Citare i riferimenti per un disco dei Daft Punk è un’occasione troppo ghiotta per un recensore, eppure si registra una sostanziale uniformità di riscontri, tanto da far sospettare qualche spiacevole imbeccata da cartella stampa.

Ovviamente la fanno da padrone i marchi degli ospiti. Nile Rodgers rievoca ovviamente Chic e da quell’universo vengono spesso ripescati, Earth Wind & Fire e persino Hot Chocolate (Guido Biondi, XL). Moroder che linka  Donna Summer e Cerrone.

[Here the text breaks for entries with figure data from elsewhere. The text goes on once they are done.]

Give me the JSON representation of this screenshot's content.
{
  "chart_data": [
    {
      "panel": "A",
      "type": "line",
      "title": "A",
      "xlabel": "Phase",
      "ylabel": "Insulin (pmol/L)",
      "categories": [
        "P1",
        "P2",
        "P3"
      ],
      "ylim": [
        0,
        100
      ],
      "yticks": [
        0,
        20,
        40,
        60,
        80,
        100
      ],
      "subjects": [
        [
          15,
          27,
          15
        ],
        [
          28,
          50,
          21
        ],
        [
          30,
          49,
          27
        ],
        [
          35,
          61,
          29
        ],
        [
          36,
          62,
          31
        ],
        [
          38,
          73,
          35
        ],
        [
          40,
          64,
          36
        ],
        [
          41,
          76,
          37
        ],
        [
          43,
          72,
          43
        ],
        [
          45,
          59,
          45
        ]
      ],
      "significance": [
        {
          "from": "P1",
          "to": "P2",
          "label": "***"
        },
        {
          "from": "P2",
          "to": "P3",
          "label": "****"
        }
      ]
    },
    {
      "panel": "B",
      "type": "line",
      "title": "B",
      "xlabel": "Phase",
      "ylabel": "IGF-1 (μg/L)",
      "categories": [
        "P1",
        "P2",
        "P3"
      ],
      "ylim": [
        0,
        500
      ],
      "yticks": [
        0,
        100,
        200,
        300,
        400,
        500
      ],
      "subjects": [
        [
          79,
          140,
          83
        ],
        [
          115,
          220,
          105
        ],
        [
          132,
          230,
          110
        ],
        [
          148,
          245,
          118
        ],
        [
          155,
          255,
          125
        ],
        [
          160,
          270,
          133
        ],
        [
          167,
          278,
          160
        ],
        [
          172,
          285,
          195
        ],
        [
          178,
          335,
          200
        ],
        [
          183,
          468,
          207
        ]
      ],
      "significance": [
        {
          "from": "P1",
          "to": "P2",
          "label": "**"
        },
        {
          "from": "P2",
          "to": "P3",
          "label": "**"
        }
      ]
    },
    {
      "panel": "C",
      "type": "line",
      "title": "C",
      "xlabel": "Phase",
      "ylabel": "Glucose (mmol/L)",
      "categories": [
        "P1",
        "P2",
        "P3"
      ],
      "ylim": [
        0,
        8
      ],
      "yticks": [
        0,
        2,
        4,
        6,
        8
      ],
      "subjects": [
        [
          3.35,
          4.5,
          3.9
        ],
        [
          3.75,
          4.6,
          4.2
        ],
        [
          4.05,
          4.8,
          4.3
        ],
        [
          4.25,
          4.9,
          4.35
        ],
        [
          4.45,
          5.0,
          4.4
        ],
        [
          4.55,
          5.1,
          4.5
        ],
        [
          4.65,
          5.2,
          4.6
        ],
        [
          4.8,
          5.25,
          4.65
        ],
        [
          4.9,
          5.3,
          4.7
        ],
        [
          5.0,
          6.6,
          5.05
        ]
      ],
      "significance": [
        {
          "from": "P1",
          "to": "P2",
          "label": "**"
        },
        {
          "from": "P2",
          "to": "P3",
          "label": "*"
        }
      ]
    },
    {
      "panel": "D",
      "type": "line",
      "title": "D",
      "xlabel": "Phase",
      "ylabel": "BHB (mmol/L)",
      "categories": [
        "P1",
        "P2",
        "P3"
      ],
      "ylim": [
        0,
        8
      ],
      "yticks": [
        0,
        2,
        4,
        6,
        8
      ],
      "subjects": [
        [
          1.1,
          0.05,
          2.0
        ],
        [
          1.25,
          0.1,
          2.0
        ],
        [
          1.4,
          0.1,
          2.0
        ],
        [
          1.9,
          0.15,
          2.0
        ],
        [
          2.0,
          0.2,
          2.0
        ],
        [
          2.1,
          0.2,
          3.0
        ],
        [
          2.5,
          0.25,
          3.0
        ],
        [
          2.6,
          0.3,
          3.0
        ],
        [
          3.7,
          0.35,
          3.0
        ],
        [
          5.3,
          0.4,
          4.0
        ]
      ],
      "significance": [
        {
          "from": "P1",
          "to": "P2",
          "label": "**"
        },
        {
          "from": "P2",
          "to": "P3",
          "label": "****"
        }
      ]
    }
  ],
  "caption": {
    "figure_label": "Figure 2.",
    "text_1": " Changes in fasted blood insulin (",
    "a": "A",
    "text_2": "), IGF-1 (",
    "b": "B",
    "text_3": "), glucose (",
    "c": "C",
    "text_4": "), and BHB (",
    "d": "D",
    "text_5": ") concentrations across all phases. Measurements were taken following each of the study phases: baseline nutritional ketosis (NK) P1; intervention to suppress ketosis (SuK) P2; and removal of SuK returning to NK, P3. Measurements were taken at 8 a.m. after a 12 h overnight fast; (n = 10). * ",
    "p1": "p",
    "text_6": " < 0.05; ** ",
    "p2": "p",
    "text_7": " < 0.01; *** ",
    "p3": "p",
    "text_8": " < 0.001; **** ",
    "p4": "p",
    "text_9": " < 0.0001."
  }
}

Spopola in tutte le salse il nome di Alan Parsons, in particolare quello di  Eye In The Sky, sia come influenza generale di RAM, sia nello specifico citato per il brano Instant Crush con Casablancas (brano spesso anche annoverato anche in quota Phoenix)

Curioso il caso di Steely Dan e l’album Dark Side Of The Moon. Già detto come i nomi condividano con RAM una certa cura del suono, gli Steely Dan vengono però citati spesso per Fragments Of Time, ma una minoranza più critica  vi accosta anche i Boston (Fantano) e i Toto (Zingales su Blow Up). Sul fronte soft-rock, vanno forte anche i Fleetwood Mac (Rockol, SentireAscoltare e XL) e gli Eagles (SentireAscoltare). La pietra miliare dei Pink Floyd invece viene tirata in mezzo, diremmo, un po’ a buffo a colpi di pretesti. Aspettiamo di avere chiarimenti da Marino di SA o da Zinagles di Blow Upin sul senso che abbia sostenere che RAM  sia il “loro Dark Side Of The Moon” e quale sia il parallelo tra le due uscite discografiche. Bah.

Fa capolino tra le influenze Sebastien Tellier (The Quietus e Ondarock) che evidentemente ha lasciato il segno da passate collaborazioni.

Tra le citazioni estemporanee ci hanno un po’ fatto storcere il naso gli Electric Light Orchestra tirati in ballo da Luca Sofri e i Queen come ispirazione del “canovaccio teatrale” secondo Guido Biondi su XL.

Ma nulla che possa insidiare la vittoria per il Riferimento Più Assurdo alla perla di Gianni Poglio che, su Panorama, non trova niente di meglio che descrivere Touch come una “impertinente cavalcata strumentale tra Ennio Morricone e gli Enigma”.